Tuesday, January 13, 2009

Ten Trends and Technologies for 2009

Ten Trends and Technologies for 2009

This post comes courtesy of Michael Stephens, author of the blog Tame the Web: Libraries, Technology and People. Michael's post is scholarly and filled with data, links, and academic sources. Borrowing his 10 descriptors, this is my version, viewed through the lens of the CCHS Library.
  1. The Ubiquity of the Cloud - Clouds provide a powerful alternate way to present data. It is hard to find opportunities to use data with students to evaluate things that aren't intrinsically empirical. An example is writing. A student can copy and paste a paper into something like Wordle and see the resulting word cloud. If there are repetitive words it shows up immediately. Tag clouds are becoming increasingly important to search functions, especially with social networking sites. Understanding a cloud is an important emerging literacy.
  2. The Value of the Commons - A rich, collaborative space for people to create is the heart of this idea, covering everything from Creative Commons licensing to a Media Commons model for the library. Learning by doing, literacy beyond text, global connections - these are all elements that resonate with me. A Commons philosophy is welcoming, creative, fosters connections, and puts students at the center.
  3. The Changing Role of IT - Everyone needs to be an IT Specialist now. Period. We all must accept the responsibility basic trouble shooting. While we don't all need to know html or network configuration, we all need to be competent end-users, confident to try things, click buttons, roll our sleeves up and dig into an application. Comfort with various media files, uploading, downloading, embedable code, wikis, Nings and blogs are all core competentices for life in Web 2.0 and the 21st Century. How else will we be ready for Web 3.0?
  4. The Care & Nurturing of the Tribe - Teenagers need their tribe. They need to belong to a social group, thus the incredible popularity of Facebook. They also need nurturing and guidance as they learn to navigate the halls of their real world, and pixels of their digital lives. Both are real, both are valuable, and both are relevant.
  5. Encourage the Heart - How can we make authentic human connections with each other? Be the Change has played an important role in fostering connection and caring at CCHS. Can we capitalize on this and expand those connections to a global awareness? Really, it is about encouraging intellectual curiosity and caring.

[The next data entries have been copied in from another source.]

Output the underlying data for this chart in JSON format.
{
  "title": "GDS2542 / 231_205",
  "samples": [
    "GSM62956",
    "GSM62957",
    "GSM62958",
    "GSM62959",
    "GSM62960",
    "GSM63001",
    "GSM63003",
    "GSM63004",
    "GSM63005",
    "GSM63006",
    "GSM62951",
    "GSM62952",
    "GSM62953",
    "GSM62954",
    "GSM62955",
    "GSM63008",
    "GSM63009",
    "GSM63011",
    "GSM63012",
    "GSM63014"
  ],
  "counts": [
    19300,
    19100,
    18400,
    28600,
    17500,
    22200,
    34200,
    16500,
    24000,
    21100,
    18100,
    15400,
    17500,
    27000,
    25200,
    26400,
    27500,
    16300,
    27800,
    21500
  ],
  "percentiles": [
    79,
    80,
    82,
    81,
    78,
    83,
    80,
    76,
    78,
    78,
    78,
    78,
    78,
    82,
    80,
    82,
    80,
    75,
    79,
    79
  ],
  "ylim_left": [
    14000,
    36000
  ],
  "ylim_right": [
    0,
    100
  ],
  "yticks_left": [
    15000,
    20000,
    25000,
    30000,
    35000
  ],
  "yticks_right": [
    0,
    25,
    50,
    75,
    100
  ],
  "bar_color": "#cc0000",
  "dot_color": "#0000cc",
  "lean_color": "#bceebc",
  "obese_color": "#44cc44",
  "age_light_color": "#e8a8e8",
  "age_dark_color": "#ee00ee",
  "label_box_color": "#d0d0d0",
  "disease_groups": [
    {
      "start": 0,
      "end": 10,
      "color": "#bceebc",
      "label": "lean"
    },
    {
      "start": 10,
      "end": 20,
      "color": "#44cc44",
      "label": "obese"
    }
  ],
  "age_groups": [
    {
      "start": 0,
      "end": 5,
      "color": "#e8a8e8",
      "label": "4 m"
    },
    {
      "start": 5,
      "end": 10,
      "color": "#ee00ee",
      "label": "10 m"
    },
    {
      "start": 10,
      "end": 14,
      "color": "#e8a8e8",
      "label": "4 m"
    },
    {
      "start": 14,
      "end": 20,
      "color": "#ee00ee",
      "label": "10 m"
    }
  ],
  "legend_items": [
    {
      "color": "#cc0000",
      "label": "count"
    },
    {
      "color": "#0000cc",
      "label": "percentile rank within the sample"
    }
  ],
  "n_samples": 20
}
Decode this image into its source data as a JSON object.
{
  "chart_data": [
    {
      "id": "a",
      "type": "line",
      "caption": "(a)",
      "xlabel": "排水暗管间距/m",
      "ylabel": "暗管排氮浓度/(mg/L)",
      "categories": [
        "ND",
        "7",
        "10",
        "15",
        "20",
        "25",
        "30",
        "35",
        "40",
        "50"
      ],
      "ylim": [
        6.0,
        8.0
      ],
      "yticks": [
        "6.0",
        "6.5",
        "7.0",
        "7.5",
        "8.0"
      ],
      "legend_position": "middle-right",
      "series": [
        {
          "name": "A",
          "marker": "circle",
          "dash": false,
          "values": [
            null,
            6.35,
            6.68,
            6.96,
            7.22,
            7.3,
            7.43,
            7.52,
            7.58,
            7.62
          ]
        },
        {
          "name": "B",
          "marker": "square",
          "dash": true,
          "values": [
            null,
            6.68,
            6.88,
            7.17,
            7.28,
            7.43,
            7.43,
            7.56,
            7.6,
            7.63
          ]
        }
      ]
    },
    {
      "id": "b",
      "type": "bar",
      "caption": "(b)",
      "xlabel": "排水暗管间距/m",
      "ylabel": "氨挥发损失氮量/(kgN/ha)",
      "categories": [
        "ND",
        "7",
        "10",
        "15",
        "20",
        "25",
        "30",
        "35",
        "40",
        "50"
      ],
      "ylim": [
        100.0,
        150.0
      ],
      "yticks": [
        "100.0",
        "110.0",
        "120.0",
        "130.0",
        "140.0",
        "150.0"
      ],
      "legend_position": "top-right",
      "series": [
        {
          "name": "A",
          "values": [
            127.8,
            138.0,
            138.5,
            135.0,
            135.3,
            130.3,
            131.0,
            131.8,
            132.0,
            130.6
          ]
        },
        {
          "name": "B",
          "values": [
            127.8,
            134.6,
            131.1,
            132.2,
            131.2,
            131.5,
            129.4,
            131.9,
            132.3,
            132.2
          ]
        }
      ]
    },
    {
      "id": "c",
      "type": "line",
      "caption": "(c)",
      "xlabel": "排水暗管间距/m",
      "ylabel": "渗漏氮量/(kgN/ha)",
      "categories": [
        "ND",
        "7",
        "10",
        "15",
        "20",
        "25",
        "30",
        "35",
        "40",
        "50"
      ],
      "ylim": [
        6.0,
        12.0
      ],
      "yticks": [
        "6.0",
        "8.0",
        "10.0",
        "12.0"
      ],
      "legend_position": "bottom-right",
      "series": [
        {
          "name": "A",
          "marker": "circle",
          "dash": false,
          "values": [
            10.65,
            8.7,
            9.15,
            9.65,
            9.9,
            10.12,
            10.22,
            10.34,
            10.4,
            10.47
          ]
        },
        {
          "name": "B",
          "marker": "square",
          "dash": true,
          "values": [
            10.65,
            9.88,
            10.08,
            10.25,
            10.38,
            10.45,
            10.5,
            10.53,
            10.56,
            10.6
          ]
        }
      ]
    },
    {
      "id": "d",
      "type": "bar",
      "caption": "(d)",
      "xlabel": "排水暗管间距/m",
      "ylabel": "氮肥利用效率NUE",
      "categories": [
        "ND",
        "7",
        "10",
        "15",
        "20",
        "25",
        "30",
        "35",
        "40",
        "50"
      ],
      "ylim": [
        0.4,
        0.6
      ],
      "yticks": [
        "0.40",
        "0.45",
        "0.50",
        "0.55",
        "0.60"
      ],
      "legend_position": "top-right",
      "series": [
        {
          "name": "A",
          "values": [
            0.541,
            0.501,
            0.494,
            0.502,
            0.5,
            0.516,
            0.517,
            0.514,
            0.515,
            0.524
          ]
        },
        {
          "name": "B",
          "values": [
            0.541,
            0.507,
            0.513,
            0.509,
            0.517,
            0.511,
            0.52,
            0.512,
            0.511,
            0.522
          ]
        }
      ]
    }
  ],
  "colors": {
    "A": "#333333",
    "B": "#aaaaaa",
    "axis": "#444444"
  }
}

  6. The Triumph of the Portable Device - iPhones are like lightning bolts of connectivity, and in a perfect world I would put one in the hands of every student. Connectivity is the air they breathe, and we should harness is and use it as an integral part of the educational process.
  7. The Importance of Personalization - At CCHS every student has a network account, and as they log in each day I can see how they personalize their desktop, their preferences, their interface with the world. Each student is different and while they often dress, talk and behave like each other, online they are far freer to be themselves. It is a joy to see how diverse they are in the freedom of their digital environment.

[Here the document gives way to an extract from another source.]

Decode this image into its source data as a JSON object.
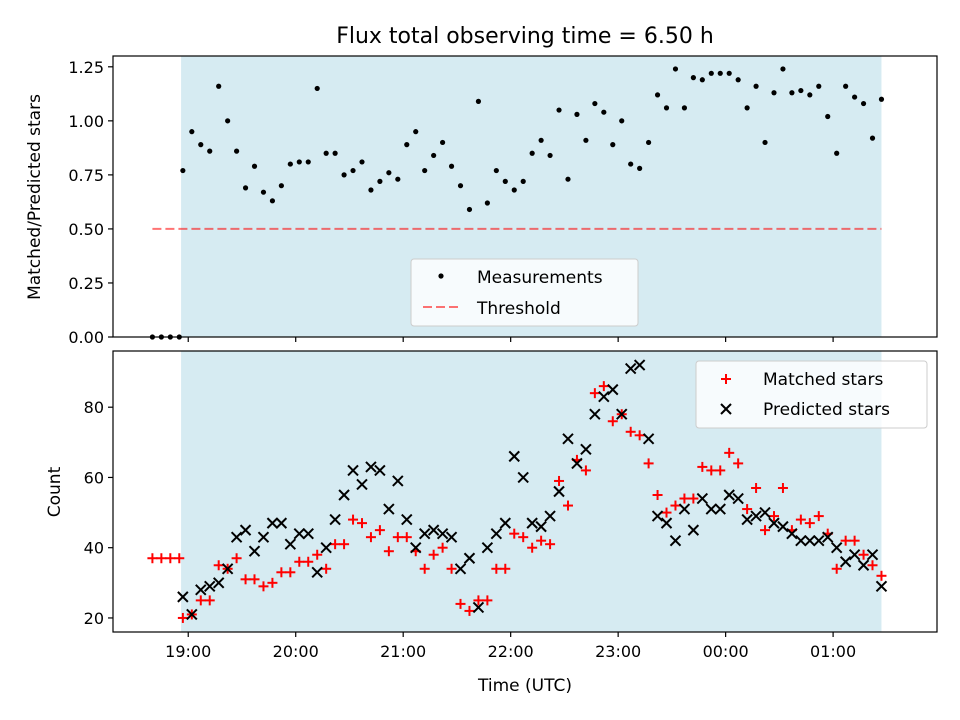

  8. The Impact of Localization - Our local resources are rich and varied, and sometimes this can get lost in the rush to push global awareness. Yet we have CCTV, our local cable access station, where I can tune into channel 10 and see what media is being produced and shared by our students. I can tune into WIQH 88.3FM and hear the local sports and weather forecast by students, listen to their music, and their political views. Kids are creating local content, and finding ways to share it with their communities. We need to continue to find ways to facilitate this local exchange.

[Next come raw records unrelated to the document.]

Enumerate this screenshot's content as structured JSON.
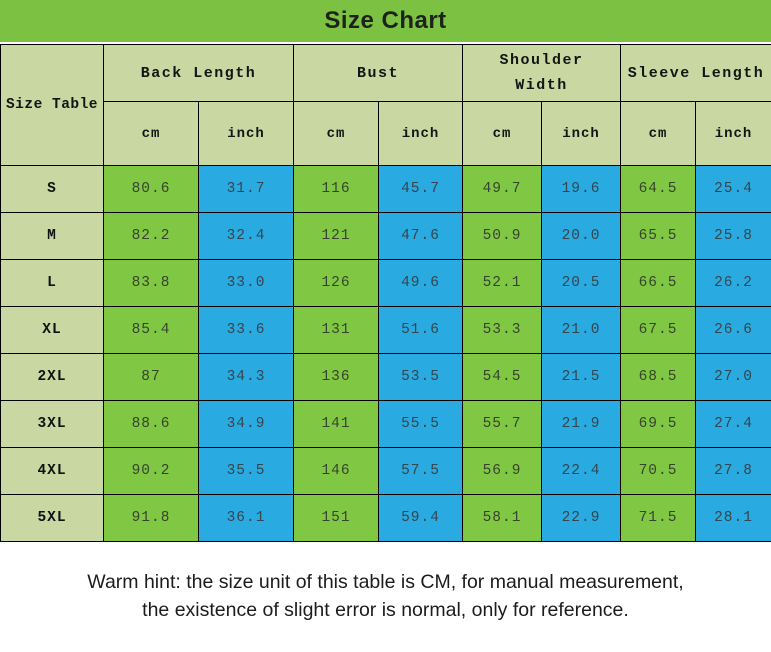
{
  "chart_data": {
    "type": "table",
    "title": "Size Chart",
    "corner_label": "Size Table",
    "column_groups": [
      {
        "label": "Back Length",
        "units": [
          "cm",
          "inch"
        ]
      },
      {
        "label": "Bust",
        "units": [
          "cm",
          "inch"
        ]
      },
      {
        "label": "Shoulder Width",
        "units": [
          "cm",
          "inch"
        ]
      },
      {
        "label": "Sleeve Length",
        "units": [
          "cm",
          "inch"
        ]
      }
    ],
    "unit_row": [
      "cm",
      "inch",
      "cm",
      "inch",
      "cm",
      "inch",
      "cm",
      "inch"
    ],
    "rows": [
      {
        "size": "S",
        "values": [
          "80.6",
          "31.7",
          "116",
          "45.7",
          "49.7",
          "19.6",
          "64.5",
          "25.4"
        ]
      },
      {
        "size": "M",
        "values": [
          "82.2",
          "32.4",
          "121",
          "47.6",
          "50.9",
          "20.0",
          "65.5",
          "25.8"
        ]
      },
      {
        "size": "L",
        "values": [
          "83.8",
          "33.0",
          "126",
          "49.6",
          "52.1",
          "20.5",
          "66.5",
          "26.2"
        ]
      },
      {
        "size": "XL",
        "values": [
          "85.4",
          "33.6",
          "131",
          "51.6",
          "53.3",
          "21.0",
          "67.5",
          "26.6"
        ]
      },
      {
        "size": "2XL",
        "values": [
          "87",
          "34.3",
          "136",
          "53.5",
          "54.5",
          "21.5",
          "68.5",
          "27.0"
        ]
      },
      {
        "size": "3XL",
        "values": [
          "88.6",
          "34.9",
          "141",
          "55.5",
          "55.7",
          "21.9",
          "69.5",
          "27.4"
        ]
      },
      {
        "size": "4XL",
        "values": [
          "90.2",
          "35.5",
          "146",
          "57.5",
          "56.9",
          "22.4",
          "70.5",
          "27.8"
        ]
      },
      {
        "size": "5XL",
        "values": [
          "91.8",
          "36.1",
          "151",
          "59.4",
          "58.1",
          "22.9",
          "71.5",
          "28.1"
        ]
      }
    ]
  },
  "footer": {
    "line1": "Warm hint: the size unit of this table is CM, for manual measurement,",
    "line2": "the existence of slight error is normal, only for reference."
  },
  "colors": {
    "title_bar_green": "#7cc142",
    "header_green": "#c9d8a2",
    "cell_green": "#80c843",
    "cell_blue": "#29abe2",
    "grid_line": "#000000"
  }
}
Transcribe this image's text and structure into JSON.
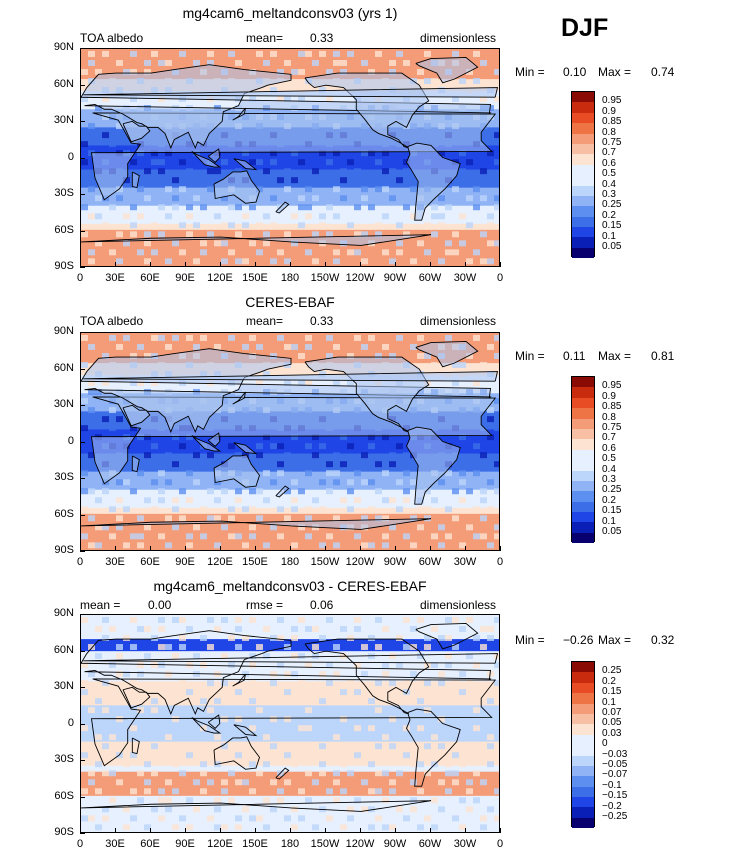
{
  "season": "DJF",
  "panels": [
    {
      "title": "mg4cam6_meltandconsv03 (yrs 1)",
      "left_label": "TOA albedo",
      "mean_label": "mean=",
      "mean_value": "0.33",
      "right_label": "dimensionless",
      "min_label": "Min =",
      "min_value": "0.10",
      "max_label": "Max =",
      "max_value": "0.74",
      "colorbar": [
        "0.95",
        "0.9",
        "0.85",
        "0.8",
        "0.75",
        "0.7",
        "0.6",
        "0.5",
        "0.4",
        "0.3",
        "0.25",
        "0.2",
        "0.15",
        "0.1",
        "0.05"
      ]
    },
    {
      "title": "CERES-EBAF",
      "left_label": "TOA albedo",
      "mean_label": "mean=",
      "mean_value": "0.33",
      "right_label": "dimensionless",
      "min_label": "Min =",
      "min_value": "0.11",
      "max_label": "Max =",
      "max_value": "0.81",
      "colorbar": [
        "0.95",
        "0.9",
        "0.85",
        "0.8",
        "0.75",
        "0.7",
        "0.6",
        "0.5",
        "0.4",
        "0.3",
        "0.25",
        "0.2",
        "0.15",
        "0.1",
        "0.05"
      ]
    },
    {
      "title": "mg4cam6_meltandconsv03 - CERES-EBAF",
      "left_label": "mean =",
      "mean_label": "",
      "mean_value": "0.00",
      "rmse_label": "rmse =",
      "rmse_value": "0.06",
      "right_label": "dimensionless",
      "min_label": "Min =",
      "min_value": "−0.26",
      "max_label": "Max =",
      "max_value": "0.32",
      "colorbar": [
        "0.25",
        "0.2",
        "0.15",
        "0.1",
        "0.07",
        "0.05",
        "0.03",
        "0",
        "−0.03",
        "−0.05",
        "−0.07",
        "−0.1",
        "−0.15",
        "−0.2",
        "−0.25"
      ]
    }
  ],
  "lat_ticks": [
    "90N",
    "60N",
    "30N",
    "0",
    "30S",
    "60S",
    "90S"
  ],
  "lon_ticks": [
    "0",
    "30E",
    "60E",
    "90E",
    "120E",
    "150E",
    "180",
    "150W",
    "120W",
    "90W",
    "60W",
    "30W",
    "0"
  ],
  "colors": {
    "seq": [
      "#08006e",
      "#0a1fb5",
      "#1f45e6",
      "#3c6ee8",
      "#5c8ff0",
      "#8fb3f5",
      "#bcd5fa",
      "#e6f0ff",
      "#fde4d2",
      "#f7bfa3",
      "#f49c77",
      "#ee7446",
      "#e84c25",
      "#c92b0e",
      "#8a0a04"
    ],
    "land": "#a9c3ef"
  }
}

  9. The Evolution of the Digital Lifestyle - Put an "i" in front of it, and it connects to everything in your life, or at least that what it feels like. Seamless, fluid, we are approaching a time when our digital interface will be a fully networked archive of our experience and work. The tricky bit is the blurring of traditional lines. In social networks who should we be friends with, and who should we not be friends with? Teachers? Professional colleagues? Bosses? The Digital Lifestyle demands that we review our social traditions, mores and policies.
  10. The Shift Toward Open Thinking - We need to be more open to creativity and finding alternative ways of demonstrating what we know. We need to be more lenient of technical failure, and give credit for trying. Allowing students to access learning in different ways, and providing alternate formats to access content has to be a priority.